Meraviglioso, a tratti sublime, perfettamente aderente alla realtà di quegli anni, Carmine Abate si riconferma ancora una volta testimone straordinario di una Calabria che muore ogni giorno che passa, e soprattutto cantore superbo di una tradizione antica che è quella del suo popolo e della sua gente, lui arberesch dalla testa ai piedi ancora oggi, e che confessa candidamente come il dialetto calabrese sia rimasta la sua lingua del cuore, dovunque egli sia in giro per il mondo.
Un uomo, uno scrittore, una leggenda.
“Il mio luogo è ormai un pluriluogo, un mosaico di luoghi a me cari, fatto di tante radici, tante lingue, tante culture, tanti sguardi. Sono i luoghi che mi parlano, che mi raccontano le loro storie più segrete. Il luogo centrale, dove sono nato e da dove sono partito, è un piccolo paese arbëresh della Calabria, Carfizzi, che da sempre è stato il microcosmo multiculturale e plurilinguistico da cui ho attinto a piene mani, è una Calabria in miniatura, che nei miei libri chiamo Hora, Roccalba, Spillace, Carfizzi. Da microcosmo, diventa macrocosmo, universale come la Calabria, una terra bellissima ma ferita, e io cerco di raccontarne sempre la bellezza senza dimenticare le ferite e viceversa. Dentro ci trovo i grandi temi della letteratura di tutti i tempi: la ricerca dell’identità, l’emigrazione, il ritorno, la natura e soprattutto l’amore. Soprattutto, l’amore”.

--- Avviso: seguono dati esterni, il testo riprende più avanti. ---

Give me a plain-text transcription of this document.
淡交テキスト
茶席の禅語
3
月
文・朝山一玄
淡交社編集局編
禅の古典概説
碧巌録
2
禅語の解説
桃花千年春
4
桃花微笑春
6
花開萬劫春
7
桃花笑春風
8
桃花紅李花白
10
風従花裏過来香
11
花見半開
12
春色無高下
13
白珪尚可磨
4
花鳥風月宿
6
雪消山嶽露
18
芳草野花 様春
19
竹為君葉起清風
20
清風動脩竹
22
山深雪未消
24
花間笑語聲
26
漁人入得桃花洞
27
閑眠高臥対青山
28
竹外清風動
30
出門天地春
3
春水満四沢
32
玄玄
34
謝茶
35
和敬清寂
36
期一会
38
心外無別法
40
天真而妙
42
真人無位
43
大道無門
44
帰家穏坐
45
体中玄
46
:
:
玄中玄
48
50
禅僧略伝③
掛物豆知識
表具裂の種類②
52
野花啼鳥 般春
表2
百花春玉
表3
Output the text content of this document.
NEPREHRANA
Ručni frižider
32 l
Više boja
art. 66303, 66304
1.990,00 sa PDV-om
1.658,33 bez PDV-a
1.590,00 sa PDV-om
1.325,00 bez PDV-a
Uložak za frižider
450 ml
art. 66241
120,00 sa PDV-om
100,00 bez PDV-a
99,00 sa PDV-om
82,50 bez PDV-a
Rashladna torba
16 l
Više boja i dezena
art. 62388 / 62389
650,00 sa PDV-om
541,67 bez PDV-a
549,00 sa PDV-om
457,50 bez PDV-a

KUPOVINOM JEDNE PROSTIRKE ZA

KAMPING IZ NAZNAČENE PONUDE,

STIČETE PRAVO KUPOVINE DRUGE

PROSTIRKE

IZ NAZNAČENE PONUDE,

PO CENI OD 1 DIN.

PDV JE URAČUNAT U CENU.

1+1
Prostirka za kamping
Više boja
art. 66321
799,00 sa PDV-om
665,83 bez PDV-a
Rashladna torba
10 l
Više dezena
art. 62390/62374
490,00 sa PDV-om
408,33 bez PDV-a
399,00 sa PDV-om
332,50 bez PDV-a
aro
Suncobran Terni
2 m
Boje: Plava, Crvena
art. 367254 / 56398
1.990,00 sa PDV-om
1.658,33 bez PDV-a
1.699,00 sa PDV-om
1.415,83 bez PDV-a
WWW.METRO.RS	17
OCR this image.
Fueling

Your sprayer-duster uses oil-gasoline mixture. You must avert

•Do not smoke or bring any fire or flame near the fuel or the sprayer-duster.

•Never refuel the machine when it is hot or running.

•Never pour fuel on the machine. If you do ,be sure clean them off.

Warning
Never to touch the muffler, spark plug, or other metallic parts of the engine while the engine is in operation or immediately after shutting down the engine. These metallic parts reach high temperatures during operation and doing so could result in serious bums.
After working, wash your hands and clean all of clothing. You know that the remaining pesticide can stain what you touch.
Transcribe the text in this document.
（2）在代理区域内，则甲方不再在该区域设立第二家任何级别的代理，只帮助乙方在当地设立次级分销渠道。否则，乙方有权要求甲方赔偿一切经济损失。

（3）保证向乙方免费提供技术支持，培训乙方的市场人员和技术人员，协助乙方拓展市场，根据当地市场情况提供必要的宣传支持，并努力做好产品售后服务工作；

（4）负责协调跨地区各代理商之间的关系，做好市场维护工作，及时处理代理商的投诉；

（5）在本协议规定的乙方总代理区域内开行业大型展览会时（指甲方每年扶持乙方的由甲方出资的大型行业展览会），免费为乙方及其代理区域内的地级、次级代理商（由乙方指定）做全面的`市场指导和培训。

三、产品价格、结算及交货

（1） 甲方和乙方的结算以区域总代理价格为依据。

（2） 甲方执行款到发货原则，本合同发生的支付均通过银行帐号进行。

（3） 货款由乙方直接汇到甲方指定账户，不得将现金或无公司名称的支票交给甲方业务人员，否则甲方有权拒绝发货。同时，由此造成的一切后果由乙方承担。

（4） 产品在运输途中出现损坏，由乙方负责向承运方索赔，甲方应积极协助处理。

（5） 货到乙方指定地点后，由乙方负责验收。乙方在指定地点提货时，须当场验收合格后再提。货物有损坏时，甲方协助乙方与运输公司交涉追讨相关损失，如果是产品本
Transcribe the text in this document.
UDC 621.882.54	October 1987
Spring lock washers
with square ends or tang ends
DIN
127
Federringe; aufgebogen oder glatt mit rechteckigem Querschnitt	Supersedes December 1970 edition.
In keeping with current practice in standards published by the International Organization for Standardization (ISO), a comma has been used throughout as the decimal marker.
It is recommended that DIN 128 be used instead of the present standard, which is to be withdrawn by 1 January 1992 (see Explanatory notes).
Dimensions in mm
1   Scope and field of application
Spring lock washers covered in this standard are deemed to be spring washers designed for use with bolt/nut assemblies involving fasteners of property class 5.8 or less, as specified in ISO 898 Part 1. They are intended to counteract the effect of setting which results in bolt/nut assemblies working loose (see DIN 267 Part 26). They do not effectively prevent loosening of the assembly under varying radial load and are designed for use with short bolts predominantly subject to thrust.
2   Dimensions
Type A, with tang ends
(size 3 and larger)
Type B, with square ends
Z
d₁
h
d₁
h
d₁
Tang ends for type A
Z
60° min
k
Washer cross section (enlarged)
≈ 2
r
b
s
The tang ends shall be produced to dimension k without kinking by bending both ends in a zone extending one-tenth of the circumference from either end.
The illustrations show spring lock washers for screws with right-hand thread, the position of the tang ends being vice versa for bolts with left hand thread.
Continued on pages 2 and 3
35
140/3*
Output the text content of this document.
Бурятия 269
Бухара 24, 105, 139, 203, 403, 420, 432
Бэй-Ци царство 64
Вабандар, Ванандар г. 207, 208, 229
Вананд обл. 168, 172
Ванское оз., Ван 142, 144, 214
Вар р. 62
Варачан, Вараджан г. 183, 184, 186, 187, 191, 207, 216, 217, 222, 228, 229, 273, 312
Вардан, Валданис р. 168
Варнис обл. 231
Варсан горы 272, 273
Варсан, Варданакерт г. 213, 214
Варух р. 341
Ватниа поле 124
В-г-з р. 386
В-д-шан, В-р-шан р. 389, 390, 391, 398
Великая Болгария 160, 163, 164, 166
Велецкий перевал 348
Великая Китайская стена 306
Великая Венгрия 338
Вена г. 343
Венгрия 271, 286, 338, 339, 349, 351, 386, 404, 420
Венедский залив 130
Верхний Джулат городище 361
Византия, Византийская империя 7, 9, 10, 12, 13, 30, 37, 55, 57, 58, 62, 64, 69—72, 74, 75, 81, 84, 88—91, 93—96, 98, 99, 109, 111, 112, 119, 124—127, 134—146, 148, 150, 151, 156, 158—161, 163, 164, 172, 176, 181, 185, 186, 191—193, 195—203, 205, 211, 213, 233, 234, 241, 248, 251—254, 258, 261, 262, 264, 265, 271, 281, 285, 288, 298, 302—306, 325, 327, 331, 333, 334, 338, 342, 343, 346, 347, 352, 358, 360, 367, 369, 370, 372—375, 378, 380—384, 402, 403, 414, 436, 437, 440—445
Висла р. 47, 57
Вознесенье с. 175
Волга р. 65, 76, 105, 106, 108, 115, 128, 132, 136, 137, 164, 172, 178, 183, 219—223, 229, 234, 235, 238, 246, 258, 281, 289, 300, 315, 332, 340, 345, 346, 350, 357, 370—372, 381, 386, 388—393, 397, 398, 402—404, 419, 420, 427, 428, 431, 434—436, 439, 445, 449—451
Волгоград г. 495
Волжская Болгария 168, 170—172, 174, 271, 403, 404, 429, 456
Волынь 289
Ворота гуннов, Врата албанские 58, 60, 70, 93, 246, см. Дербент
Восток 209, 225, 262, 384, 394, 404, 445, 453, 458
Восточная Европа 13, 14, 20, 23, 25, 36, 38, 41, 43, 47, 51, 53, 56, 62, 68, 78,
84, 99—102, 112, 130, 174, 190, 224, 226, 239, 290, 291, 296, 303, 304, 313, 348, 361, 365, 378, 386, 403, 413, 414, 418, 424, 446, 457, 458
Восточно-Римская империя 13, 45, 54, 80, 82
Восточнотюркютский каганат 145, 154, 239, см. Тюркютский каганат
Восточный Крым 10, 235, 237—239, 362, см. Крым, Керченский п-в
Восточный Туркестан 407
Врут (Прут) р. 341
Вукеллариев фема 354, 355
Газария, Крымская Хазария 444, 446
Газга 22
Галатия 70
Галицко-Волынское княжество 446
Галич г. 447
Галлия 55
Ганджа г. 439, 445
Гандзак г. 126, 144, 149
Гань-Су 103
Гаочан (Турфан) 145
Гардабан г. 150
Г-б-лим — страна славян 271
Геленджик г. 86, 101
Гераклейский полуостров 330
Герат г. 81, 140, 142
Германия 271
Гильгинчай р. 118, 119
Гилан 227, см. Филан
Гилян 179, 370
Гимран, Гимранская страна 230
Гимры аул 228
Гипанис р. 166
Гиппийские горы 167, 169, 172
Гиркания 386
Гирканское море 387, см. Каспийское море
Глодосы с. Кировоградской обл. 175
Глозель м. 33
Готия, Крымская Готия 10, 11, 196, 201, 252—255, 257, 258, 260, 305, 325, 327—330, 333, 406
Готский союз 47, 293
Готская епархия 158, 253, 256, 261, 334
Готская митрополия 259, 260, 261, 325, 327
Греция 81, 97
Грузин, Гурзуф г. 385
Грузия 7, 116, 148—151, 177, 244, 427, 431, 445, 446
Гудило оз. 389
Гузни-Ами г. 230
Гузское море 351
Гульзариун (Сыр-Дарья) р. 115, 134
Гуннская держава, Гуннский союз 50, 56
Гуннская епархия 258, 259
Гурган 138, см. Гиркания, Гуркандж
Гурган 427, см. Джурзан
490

L’autore. Carmine Abate è di origine albanese ma è nato in un paese calabrese. Ora vive tra la Germania, il Trentino e la regione d'origine. Ha esordito come narratore nel 1991 con II ballo tondo, che è stato tradotto anche in Germania e in Albania. Ripubblicato nel 2000 da Fazi, ha vinto il premio Arge-Alp. Nel 1999 con La moto di Scanderbeg ha avuto un grande successo di critica e di pubblico, al quale sono seguiti altri romanzi, Tra due mari (Mondadori, 2002), La festa del ritorno, (Mondadori, 2004, finalista al Premio Campiello), II mosaico del tempo grande (Mondadori, 2005), Vivere per addizione e altri viaggi (Mondadori, 2008), Gli anni veloci (Mondadori, 2009), La collina del vento (Mondadori, 2012), Il bacio del pane (Mondadori, 2013), Il banchetto di nozze e altri sapori (Mondadori, 2016), Le rughe del sorriso (Mondadori, 2018).